Key Results and Combinations (Section 6):

  • Combining the proposed methods yields significant improvements. The Geo + Bit-based modeling approach offers a strong balance between folding performance, generation diversity, and training efficiency.
  • Adding Flow Matching (FM) to Geo+Bit further improves folding but can hurt diversity.
  • Adding REPA to Geo+Bit improves diversity significantly but offers less additional folding improvement compared to FM.
  • Supervised fine-tuning (SFT) specifically for folding (predicting structure tokens given sequence) further boosts folding metrics but harms unconditional co-generation capabilities.
  • The best performing model configuration (GeoDPLM 650M + Bit-based + FM + ResDiff + Folding SFT) achieves a folding RMSD of 2.37Å on the PDB date split, outperforming the 3B parameter ESMFold (2.84Å) and a 3B DPLM-2 variant (3.15Å).

Conclusion:

The paper systematically identifies key limitations in token-based multimodal PLMs related to tokenization and prediction accuracy.

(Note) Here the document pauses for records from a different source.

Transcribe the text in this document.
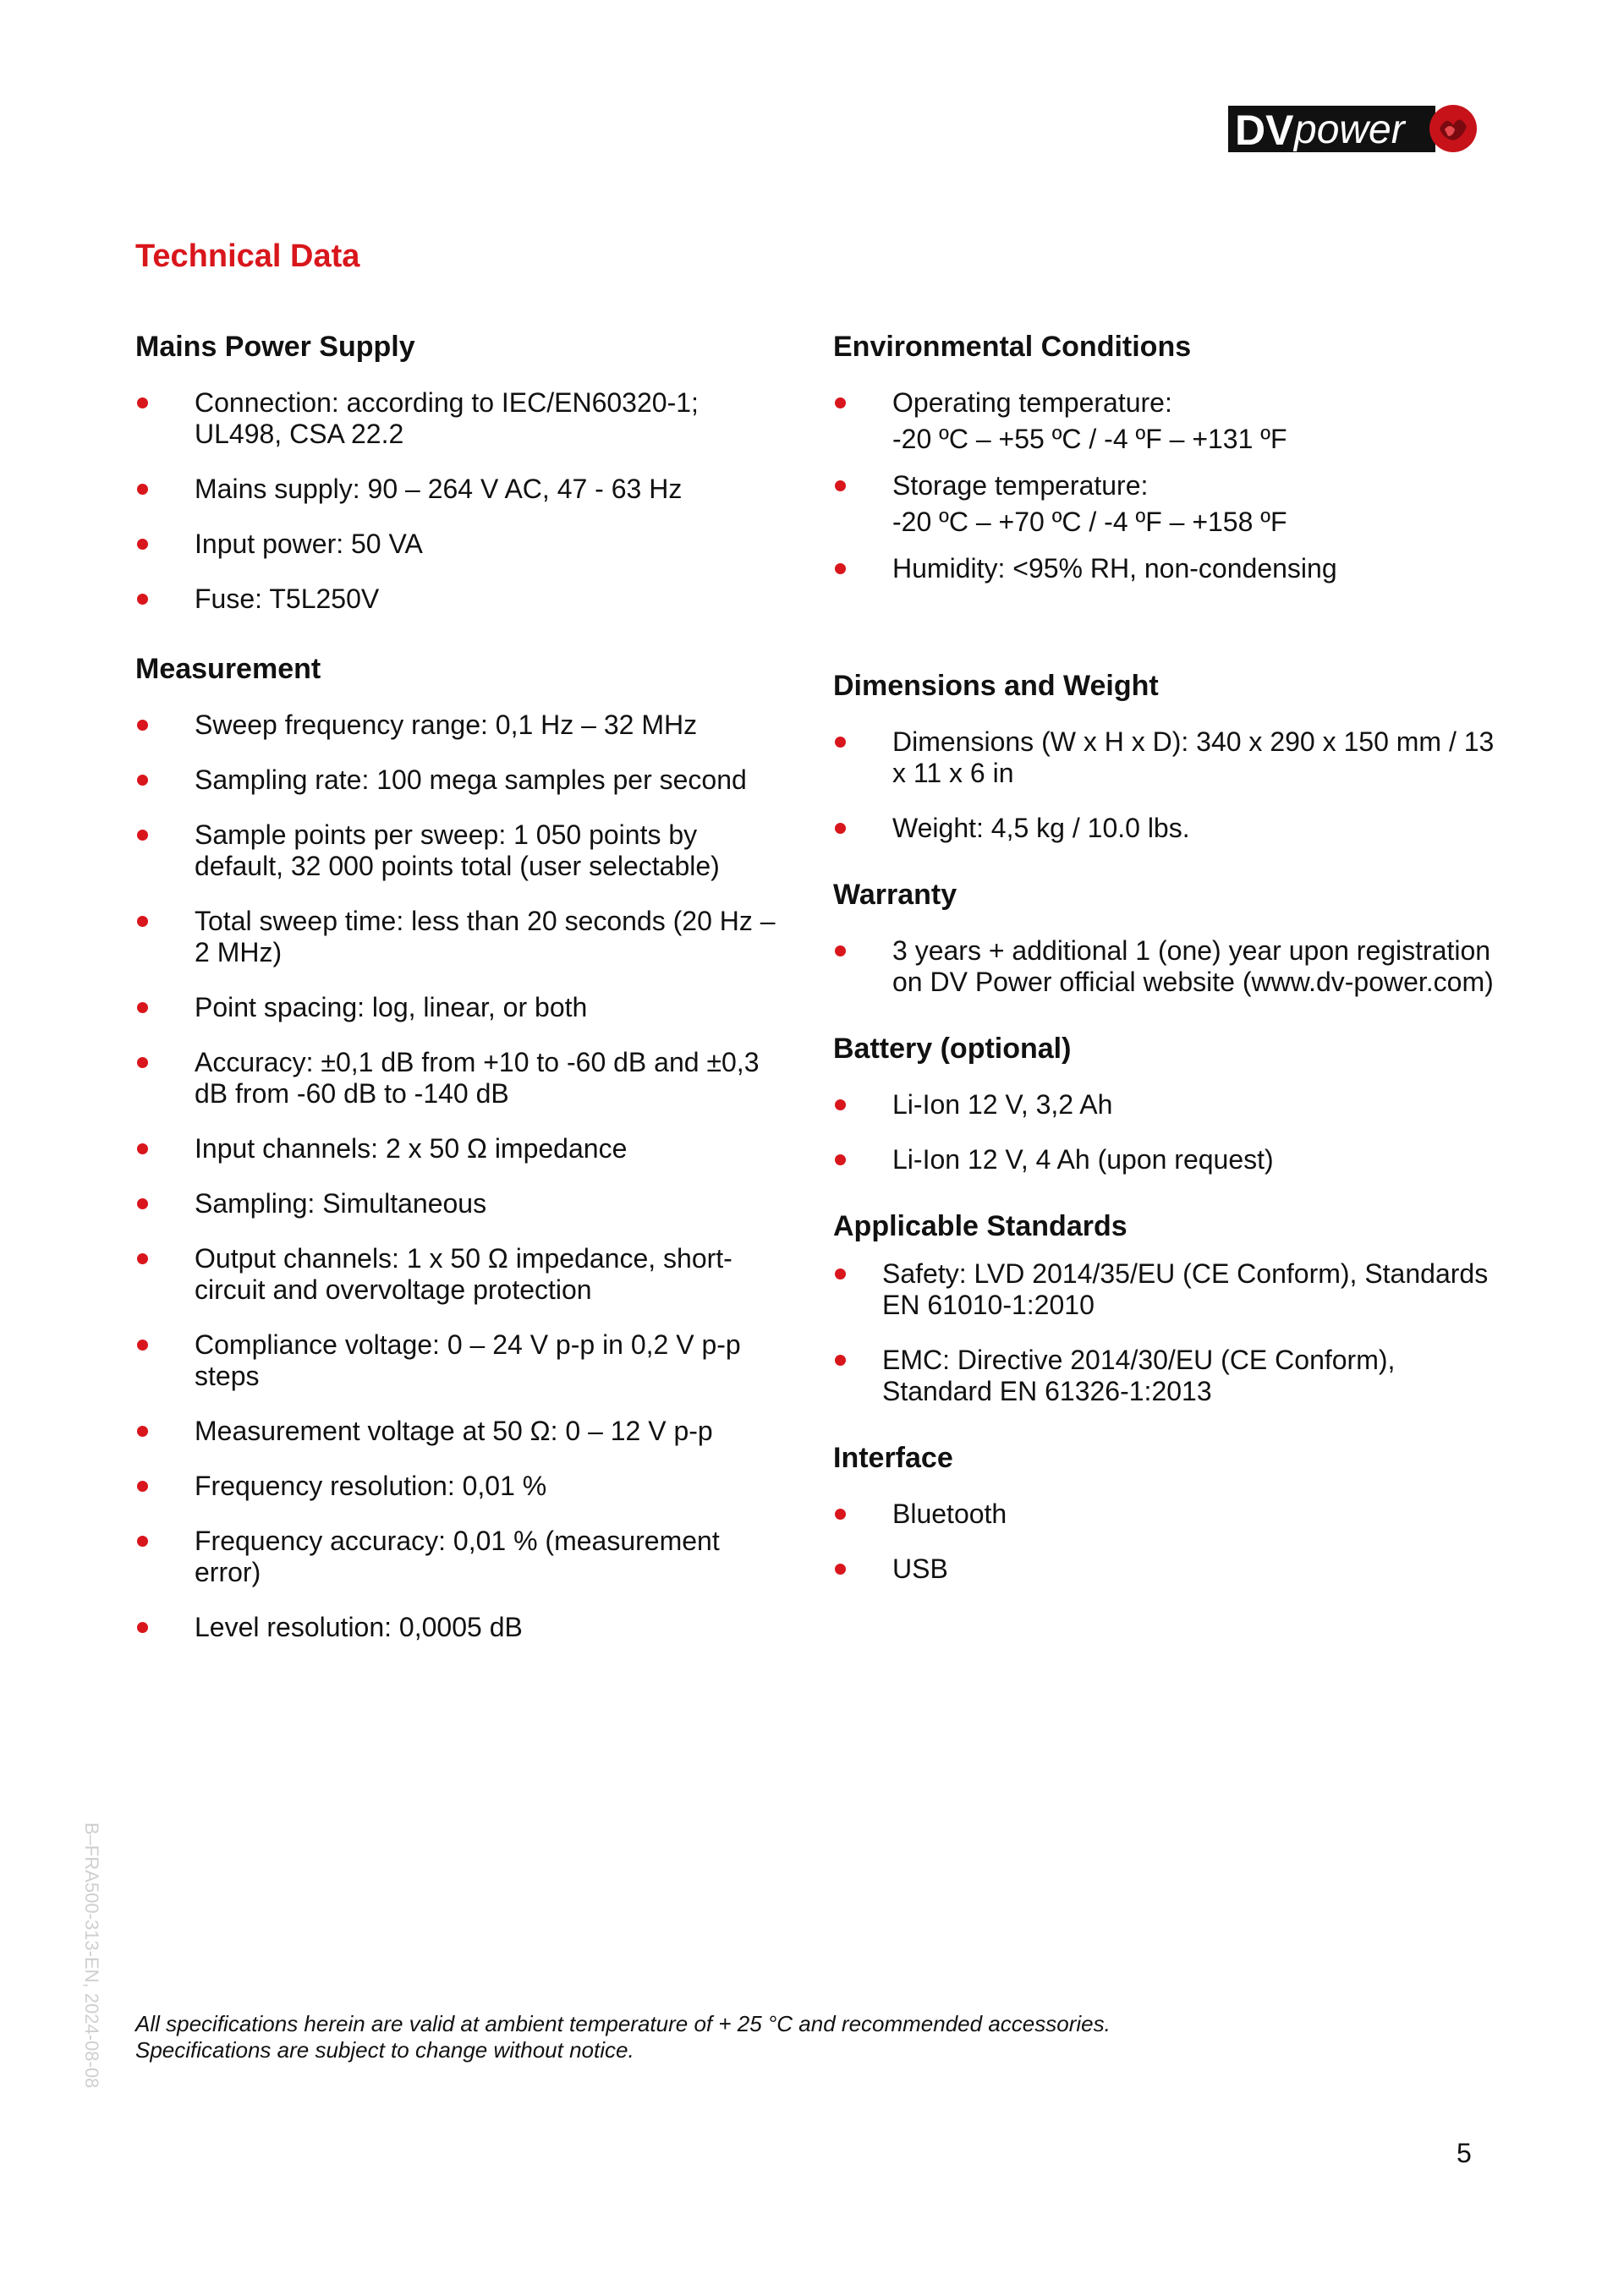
DV power
Technical Data
Mains Power Supply
Connection: according to IEC/EN60320-1; UL498, CSA 22.2
Mains supply: 90 – 264 V AC, 47 - 63 Hz
Input power: 50 VA
Fuse: T5L250V
Measurement
Sweep frequency range: 0,1 Hz – 32 MHz
Sampling rate: 100 mega samples per second
Sample points per sweep: 1 050 points by default, 32 000 points total (user selectable)
Total sweep time: less than 20 seconds (20 Hz – 2 MHz)
Point spacing: log, linear, or both
Accuracy: ±0,1 dB from +10 to -60 dB and ±0,3 dB from -60 dB to -140 dB
Input channels: 2 x 50 Ω impedance
Sampling: Simultaneous
Output channels: 1 x 50 Ω impedance, short-circuit and overvoltage protection
Compliance voltage: 0 – 24 V p-p in 0,2 V p-p steps
Measurement voltage at 50 Ω: 0 – 12 V p-p
Frequency resolution: 0,01 %
Frequency accuracy: 0,01 % (measurement error)
Level resolution: 0,0005 dB
Environmental Conditions
Operating temperature:
-20 ºC – +55 ºC / -4 ºF – +131 ºF
Storage temperature:
-20 ºC – +70 ºC / -4 ºF – +158 ºF
Humidity: <95% RH, non-condensing
Dimensions and Weight
Dimensions (W x H x D): 340 x 290 x 150 mm / 13 x 11 x 6 in
Weight: 4,5 kg / 10.0 lbs.
Warranty
3 years + additional 1 (one) year upon registration on DV Power official website (www.dv-power.com)
Battery (optional)
Li-Ion 12 V, 3,2 Ah
Li-Ion 12 V, 4 Ah (upon request)
Applicable Standards
Safety: LVD 2014/35/EU (CE Conform), Standards EN 61010-1:2010
EMC: Directive 2014/30/EU (CE Conform), Standard EN 61326-1:2013
Interface
Bluetooth
USB
B–FRA500-313-EN, 2024-08-08 All specifications herein are valid at ambient temperature of + 25 °C and recommended accessories.
Specifications are subject to change without notice.
5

It proposes and validates effective design choices including bit-based modeling, residual recovery, hybrid flow-based sampling, geometry-aware architectures, representation alignment, and multimer data integration. These methods significantly enhance structural modeling capabilities, enabling a 650M parameter multimodal PLM to achieve state-of-the-art folding results comparable to or exceeding specialized, larger models, while also improving generation diversity and representation learning.